A latecomer to the MSCD family of ambiguity is antecedent ambiguity—uncertainty over what the antecedent is of a given element. But it’s certainly making up for lost time.
Today, thanks to that relentless source of leads known as Steven H. Sholk, I’m able to offer you an instance of antecedent ambiguity from the hot-off-the-presses opinion of the Delaware Court of Chancery in Medicis Pharmaceutical Corporation v.
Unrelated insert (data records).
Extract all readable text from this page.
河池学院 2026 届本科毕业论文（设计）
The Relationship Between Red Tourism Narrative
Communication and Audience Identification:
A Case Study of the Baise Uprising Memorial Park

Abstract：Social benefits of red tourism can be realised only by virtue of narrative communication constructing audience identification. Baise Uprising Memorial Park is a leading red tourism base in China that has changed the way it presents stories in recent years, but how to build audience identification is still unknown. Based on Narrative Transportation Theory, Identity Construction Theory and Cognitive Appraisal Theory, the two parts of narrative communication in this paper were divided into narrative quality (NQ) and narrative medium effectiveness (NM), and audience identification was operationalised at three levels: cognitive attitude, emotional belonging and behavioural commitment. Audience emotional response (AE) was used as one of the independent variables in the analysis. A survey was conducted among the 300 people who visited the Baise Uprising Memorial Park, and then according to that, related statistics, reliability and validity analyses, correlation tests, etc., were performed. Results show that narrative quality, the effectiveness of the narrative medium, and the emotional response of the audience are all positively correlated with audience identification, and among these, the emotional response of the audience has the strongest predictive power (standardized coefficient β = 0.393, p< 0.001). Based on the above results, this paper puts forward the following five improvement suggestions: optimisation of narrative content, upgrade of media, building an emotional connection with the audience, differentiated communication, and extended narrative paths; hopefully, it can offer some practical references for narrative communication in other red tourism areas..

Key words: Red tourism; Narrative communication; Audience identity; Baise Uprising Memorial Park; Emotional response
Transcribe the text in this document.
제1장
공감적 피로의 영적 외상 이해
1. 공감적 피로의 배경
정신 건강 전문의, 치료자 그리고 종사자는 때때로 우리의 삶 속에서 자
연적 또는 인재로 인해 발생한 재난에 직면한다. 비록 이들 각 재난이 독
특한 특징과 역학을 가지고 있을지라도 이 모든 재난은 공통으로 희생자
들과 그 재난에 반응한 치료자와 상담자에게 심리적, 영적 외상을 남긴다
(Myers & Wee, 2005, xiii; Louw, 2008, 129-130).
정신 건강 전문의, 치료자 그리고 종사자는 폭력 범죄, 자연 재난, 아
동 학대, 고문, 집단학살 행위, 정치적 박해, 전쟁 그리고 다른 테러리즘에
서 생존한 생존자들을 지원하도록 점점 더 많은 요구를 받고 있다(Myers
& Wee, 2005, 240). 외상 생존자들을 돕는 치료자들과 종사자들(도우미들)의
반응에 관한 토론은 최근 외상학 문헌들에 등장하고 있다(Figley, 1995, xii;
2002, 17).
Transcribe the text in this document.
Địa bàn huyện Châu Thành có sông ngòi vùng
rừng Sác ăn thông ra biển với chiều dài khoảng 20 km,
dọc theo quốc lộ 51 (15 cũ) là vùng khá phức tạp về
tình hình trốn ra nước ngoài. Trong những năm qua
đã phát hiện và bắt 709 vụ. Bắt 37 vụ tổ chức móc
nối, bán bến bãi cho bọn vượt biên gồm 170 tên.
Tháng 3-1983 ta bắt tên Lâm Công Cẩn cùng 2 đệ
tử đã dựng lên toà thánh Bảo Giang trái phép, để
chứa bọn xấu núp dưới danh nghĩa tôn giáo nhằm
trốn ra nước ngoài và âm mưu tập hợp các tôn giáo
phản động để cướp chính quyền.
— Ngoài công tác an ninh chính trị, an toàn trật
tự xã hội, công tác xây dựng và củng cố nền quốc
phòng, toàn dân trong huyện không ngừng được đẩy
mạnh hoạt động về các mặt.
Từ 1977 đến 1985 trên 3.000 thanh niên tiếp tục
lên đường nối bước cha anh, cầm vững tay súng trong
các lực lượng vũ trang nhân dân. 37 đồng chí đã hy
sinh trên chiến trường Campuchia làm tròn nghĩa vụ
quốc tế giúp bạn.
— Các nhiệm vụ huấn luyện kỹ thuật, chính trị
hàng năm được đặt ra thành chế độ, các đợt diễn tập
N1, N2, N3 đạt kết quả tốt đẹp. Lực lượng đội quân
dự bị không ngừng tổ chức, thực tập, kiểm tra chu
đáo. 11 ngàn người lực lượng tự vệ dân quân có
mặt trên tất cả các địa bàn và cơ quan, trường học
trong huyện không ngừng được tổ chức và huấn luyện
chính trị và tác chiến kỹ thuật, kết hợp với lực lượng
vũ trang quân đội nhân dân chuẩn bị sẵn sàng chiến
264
Anacor Pharmaceuticals, Inc. (PDF copy here.)
At issue was use of the word “hereunder” in the following contract provision:
Notwithstanding anything contained in this Section 13.2 to the contrary, each Party shall have the right to institute judicial proceedings against the other Party or anyone acting by, through or under such other Party, in order to enforce the instituting Party’s rights hereunder through specific performance, injunction, or similar equitable relief.
How broad was the carveout from the contract’s arbitration provision? Anacor asserted that in this context “hereunder” meant “under this section,” so the carveout was intended to allow for litigation only if necessary to enforce the terms of the arbitration provision. Medicis countered that “hereunder” referred to the entire agreement. (If this has a familiar ring to it, it’s because the same sort of argument over hereunder featured in this 2011 post.)
The court ended up siding with Medicis, but for contract drafters, that’s irrelevant: we don’t want to win fights, we want to avoid them. To reduce the odds of confusion, don’t use hereunder, or herein. And eliminating them has the added benefit of eliminating the stale, fusty tone they bring with them.
Another interesting aspect of this case is what it tells us about provisions specifying drafting conventions.
In favor of its argument, Medicis invoked the following “rule of construction” contained in the contract: “the terms ‘hereof,’ herein,’ hereby,’ hereto,’ hereunder’ and derivative or similar words refer to this entire Agreement, including the Exhibits hereto.”
But Anacor was able to point to an instance of hereunder in the contract that could only have been used to mean “under this section.” That led the court to conclude as follows:
Under these circumstances, I am not persuaded that use of the word “hereunder” to mean “under this section” in one or more sections in the parties‘ sixty-page single-spaced Agreement should raise a presumption that the parties intended “hereunder” to have this same meaning throughout the Agreement. A more likely explanation is that the drafters inartfully used the term “hereunder” one or more times in a way that was contrary to the expressed intent of the parties. Thus, based on the Agreement’s Rules of Construction, I will interpret “hereunder” in Section 13.2 to refer to the entire Agreement unless doing so would violate another recognized canon of contract interpretation.
So a rule of construction should be regarded as a statement of intent that can be at the mercy of how the contract is actually drafted. That’s why I’m not much of a fan of rules specifying drafting conventions, and that’s why the MSCD chapter on the subject is perhaps the least compelling one in the book.